Generell finde ich ja Leute toll, die mit ihrem Style aus der Mehrheitsgesellschaft ausbrechen. Am sympathischsten ist mir immer der Grunge unter den Katholiken, der Dicke unter den Athleten und der Discounterkleidungs-Träger am Rosenthaler Platz in Berlin. Ich kenne Ihren Style zwar nicht, aber Sie stammen aus München, haben einen zehnjährigen Sohn und lesen die SZ. Ich tippe bei Ihrem Style auf eine gut dosierte Mischung von "Pep" und "Chic".

Damit sind Sie unter Müttern in München nicht allein.
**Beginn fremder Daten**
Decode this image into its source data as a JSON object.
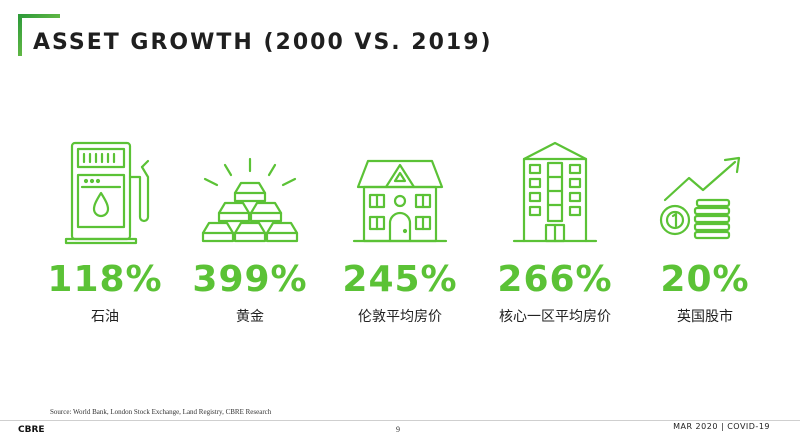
{
  "slide": {
    "title": "ASSET GROWTH (2000 VS. 2019)",
    "accent_color": "#5bc236"
  },
  "items": [
    {
      "icon": "fuel-pump-icon",
      "value": "118%",
      "label": "石油"
    },
    {
      "icon": "gold-bars-icon",
      "value": "399%",
      "label": "黄金"
    },
    {
      "icon": "house-icon",
      "value": "245%",
      "label": "伦敦平均房价"
    },
    {
      "icon": "apartment-building-icon",
      "value": "266%",
      "label": "核心一区平均房价"
    },
    {
      "icon": "stock-growth-icon",
      "value": "20%",
      "label": "英国股市"
    }
  ],
  "footer": {
    "source": "Source: World Bank, London Stock Exchange, Land Registry, CBRE Research",
    "brand": "CBRE",
    "page_number": "9",
    "right_text": "MAR 2020  |  COVID-19"
  }
}
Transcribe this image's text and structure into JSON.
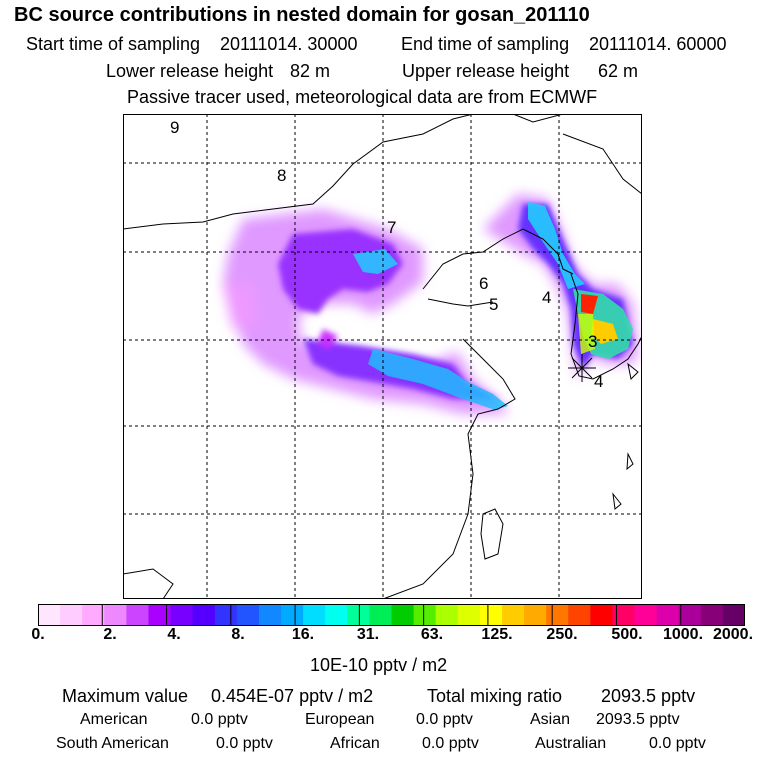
{
  "title": "BC  source contributions in nested domain for gosan_201110",
  "header": {
    "start_label": "Start time of sampling",
    "start_value": "20111014. 30000",
    "end_label": "End time of sampling",
    "end_value": "20111014. 60000",
    "lower_label": "Lower release height",
    "lower_value": "82 m",
    "upper_label": "Upper release height",
    "upper_value": "62 m",
    "note": "Passive tracer used, meteorological data are from ECMWF"
  },
  "chart_data": {
    "type": "heatmap",
    "title": "BC  source contributions in nested domain for gosan_201110",
    "colorbar": {
      "ticks": [
        "0.",
        "2.",
        "4.",
        "8.",
        "16.",
        "31.",
        "63.",
        "125.",
        "250.",
        "500.",
        "1000.",
        "2000."
      ],
      "unit_label": "10E-10 pptv / m2",
      "colors": [
        "#ffe6ff",
        "#ffccff",
        "#ffaaff",
        "#ee88ff",
        "#cc44ff",
        "#aa00ff",
        "#7700ff",
        "#5500ff",
        "#3333ff",
        "#2255ff",
        "#1188ff",
        "#00aaff",
        "#00ddff",
        "#00ffee",
        "#00ff99",
        "#00ee55",
        "#00cc00",
        "#55ee00",
        "#aaff00",
        "#ddff00",
        "#ffff00",
        "#ffcc00",
        "#ffaa00",
        "#ff7700",
        "#ff4400",
        "#ff0000",
        "#ff0066",
        "#ff0099",
        "#dd00aa",
        "#aa0099",
        "#880077",
        "#660066"
      ]
    },
    "map_labels": [
      "9",
      "8",
      "7",
      "6",
      "5",
      "4",
      "3",
      "4"
    ],
    "grid": true
  },
  "footer": {
    "max_label": "Maximum value",
    "max_value": "0.454E-07 pptv / m2",
    "total_label": "Total mixing ratio",
    "total_value": "2093.5 pptv",
    "regions": [
      {
        "name": "American",
        "value": "0.0 pptv"
      },
      {
        "name": "European",
        "value": "0.0 pptv"
      },
      {
        "name": "Asian",
        "value": "2093.5 pptv"
      },
      {
        "name": "South American",
        "value": "0.0 pptv"
      },
      {
        "name": "African",
        "value": "0.0 pptv"
      },
      {
        "name": "Australian",
        "value": "0.0 pptv"
      }
    ]
  }
}
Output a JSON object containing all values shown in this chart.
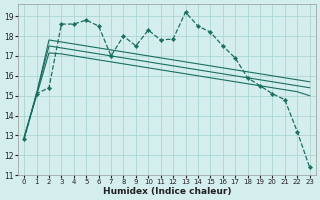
{
  "xlabel": "Humidex (Indice chaleur)",
  "xlim": [
    -0.5,
    23.5
  ],
  "ylim": [
    11,
    19.6
  ],
  "yticks": [
    11,
    12,
    13,
    14,
    15,
    16,
    17,
    18,
    19
  ],
  "xticks": [
    0,
    1,
    2,
    3,
    4,
    5,
    6,
    7,
    8,
    9,
    10,
    11,
    12,
    13,
    14,
    15,
    16,
    17,
    18,
    19,
    20,
    21,
    22,
    23
  ],
  "bg_color": "#d4eded",
  "grid_color": "#add4d4",
  "line_color": "#1a6e60",
  "main_x": [
    0,
    1,
    2,
    3,
    4,
    5,
    6,
    7,
    8,
    9,
    10,
    11,
    12,
    13,
    14,
    15,
    16,
    17,
    18,
    19,
    20,
    21,
    22,
    23
  ],
  "main_y": [
    12.8,
    15.1,
    15.4,
    18.6,
    18.6,
    18.8,
    18.5,
    17.0,
    18.0,
    17.5,
    18.3,
    17.8,
    17.85,
    19.2,
    18.5,
    18.2,
    17.5,
    16.9,
    15.9,
    15.5,
    15.1,
    14.8,
    13.2,
    11.4
  ],
  "trend1_x": [
    0,
    1,
    2,
    3,
    4,
    5,
    6,
    7,
    8,
    9,
    10,
    11,
    12,
    13,
    14,
    15,
    16,
    17,
    18,
    19,
    20,
    21,
    22,
    23
  ],
  "trend1_y": [
    12.9,
    15.1,
    17.8,
    17.7,
    17.6,
    17.5,
    17.4,
    17.3,
    17.2,
    17.1,
    17.0,
    16.9,
    16.8,
    16.7,
    16.6,
    16.5,
    16.4,
    16.3,
    16.2,
    16.1,
    16.0,
    15.9,
    15.8,
    15.7
  ],
  "trend2_x": [
    0,
    1,
    2,
    3,
    4,
    5,
    6,
    7,
    8,
    9,
    10,
    11,
    12,
    13,
    14,
    15,
    16,
    17,
    18,
    19,
    20,
    21,
    22,
    23
  ],
  "trend2_y": [
    12.9,
    15.1,
    17.5,
    17.4,
    17.3,
    17.2,
    17.1,
    17.0,
    16.9,
    16.8,
    16.7,
    16.6,
    16.5,
    16.4,
    16.3,
    16.2,
    16.1,
    16.0,
    15.9,
    15.8,
    15.7,
    15.6,
    15.5,
    15.4
  ],
  "trend3_x": [
    0,
    1,
    2,
    3,
    4,
    5,
    6,
    7,
    8,
    9,
    10,
    11,
    12,
    13,
    14,
    15,
    16,
    17,
    18,
    19,
    20,
    21,
    22,
    23
  ],
  "trend3_y": [
    12.9,
    15.0,
    17.15,
    17.1,
    17.0,
    16.9,
    16.8,
    16.7,
    16.6,
    16.5,
    16.4,
    16.3,
    16.2,
    16.1,
    16.0,
    15.9,
    15.8,
    15.7,
    15.6,
    15.5,
    15.4,
    15.3,
    15.2,
    15.0
  ]
}
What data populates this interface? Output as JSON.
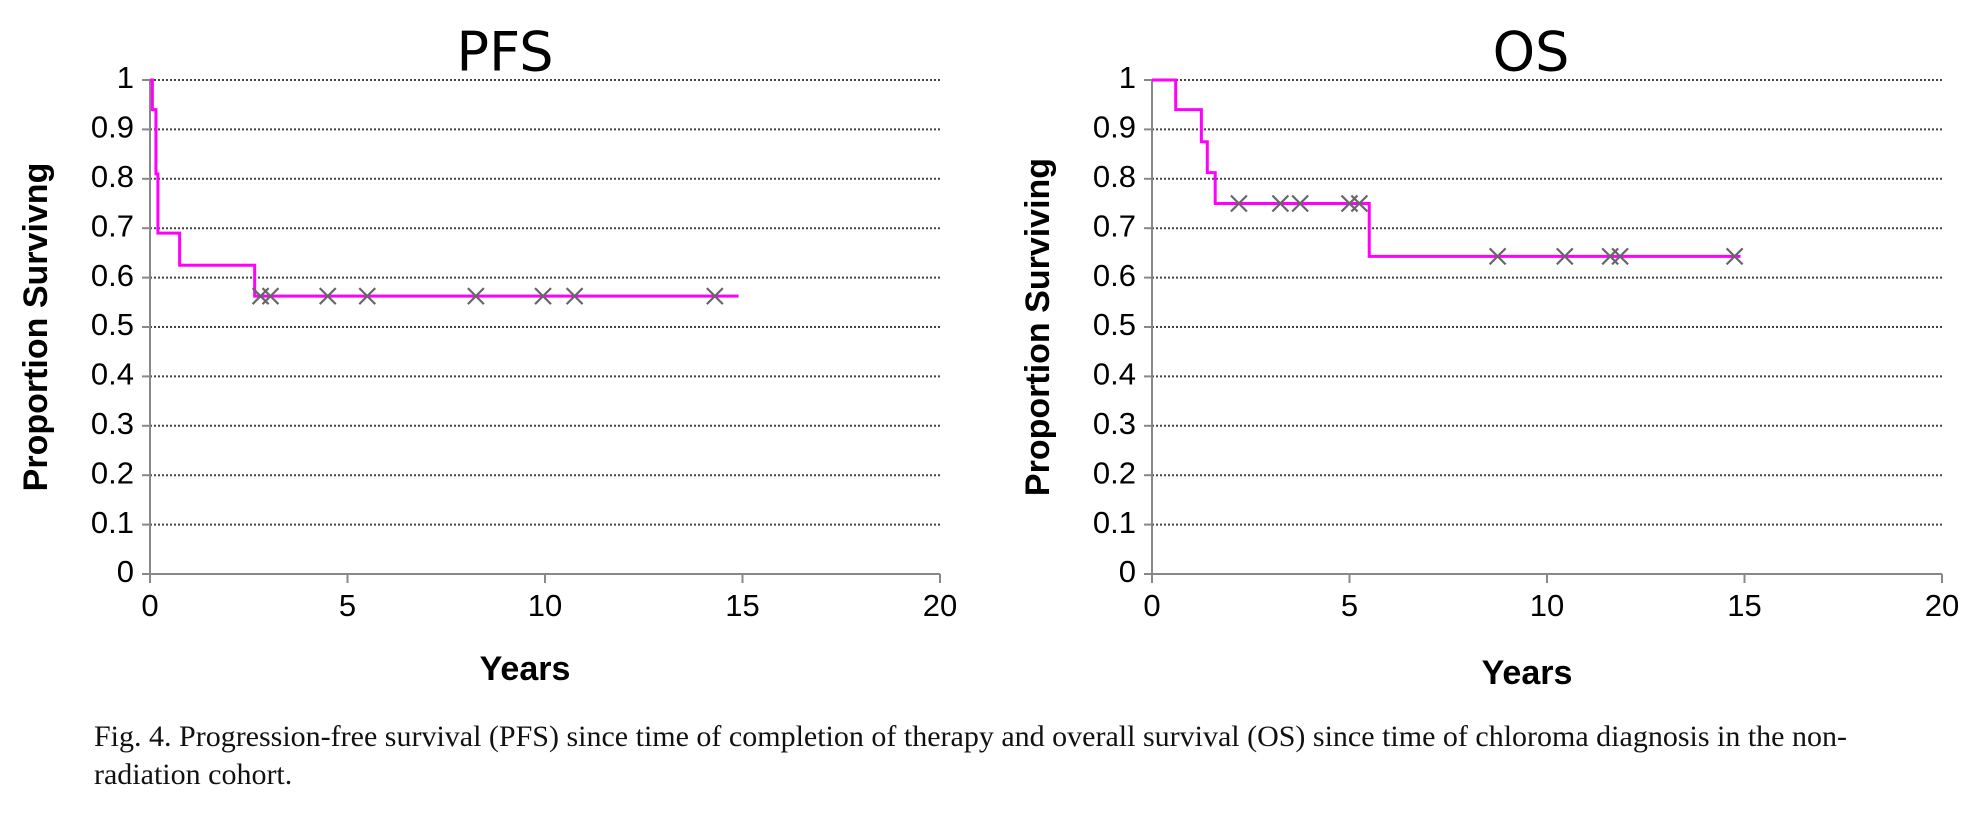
{
  "chart_data": [
    {
      "type": "line",
      "title": "PFS",
      "xlabel": "Years",
      "ylabel": "Proportion Survivng",
      "xlim": [
        0,
        20
      ],
      "ylim": [
        0,
        1
      ],
      "x_ticks": [
        0,
        5,
        10,
        15,
        20
      ],
      "y_ticks": [
        0,
        0.1,
        0.2,
        0.3,
        0.4,
        0.5,
        0.6,
        0.7,
        0.8,
        0.9,
        1
      ],
      "grid": "horizontal dotted",
      "series": [
        {
          "x": [
            0,
            0.06,
            0.06,
            0.15,
            0.15,
            0.2,
            0.2,
            0.75,
            0.75,
            2.65,
            2.65,
            14.9
          ],
          "y": [
            1,
            1,
            0.94,
            0.94,
            0.81,
            0.81,
            0.69,
            0.69,
            0.625,
            0.625,
            0.5625,
            0.5625
          ],
          "color": "#ff00ff",
          "censored_x": [
            2.8,
            3.05,
            4.5,
            5.5,
            8.25,
            9.95,
            10.75,
            14.3
          ]
        }
      ]
    },
    {
      "type": "line",
      "title": "OS",
      "xlabel": "Years",
      "ylabel": "Proportion Surviving",
      "xlim": [
        0,
        20
      ],
      "ylim": [
        0,
        1
      ],
      "x_ticks": [
        0,
        5,
        10,
        15,
        20
      ],
      "y_ticks": [
        0,
        0.1,
        0.2,
        0.3,
        0.4,
        0.5,
        0.6,
        0.7,
        0.8,
        0.9,
        1
      ],
      "grid": "horizontal dotted",
      "series": [
        {
          "x": [
            0,
            0.6,
            0.6,
            1.25,
            1.25,
            1.4,
            1.4,
            1.6,
            1.6,
            5.5,
            5.5,
            14.9
          ],
          "y": [
            1,
            1,
            0.94,
            0.94,
            0.875,
            0.875,
            0.8125,
            0.8125,
            0.75,
            0.75,
            0.643,
            0.643
          ],
          "color": "#ff00ff",
          "censored_x": [
            2.2,
            3.25,
            3.75,
            5.0,
            5.25,
            8.75,
            10.45,
            11.6,
            11.85,
            14.75
          ]
        }
      ]
    }
  ],
  "caption": "Fig. 4.  Progression-free survival (PFS) since time of completion of therapy and overall survival (OS) since time of chloroma diagnosis in the non-radiation cohort."
}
Im Gegenteil: Wenn Sie unterwegs sind, fallen Sie vermutlich nicht auf, anders als Ihr Sohn. Und damit hat er, wie ich finde, einen ersten, ungefährlichen Akt des Widerstands geleistet. Er hat Charakter bewiesen, indem er etwas trägt, das die Mehrheit für hässlich hält - und zwar mit Stolz. Glückwunsch!

Collien Ulmen-Fernandes ist Schauspielerin und Moderatorin. Die Mutter einer Tochter hat mehrfach Texte zum Thema Elternsein veröffentlicht, 2014 erschien von ihr das Buch "Ich bin dann mal Mama".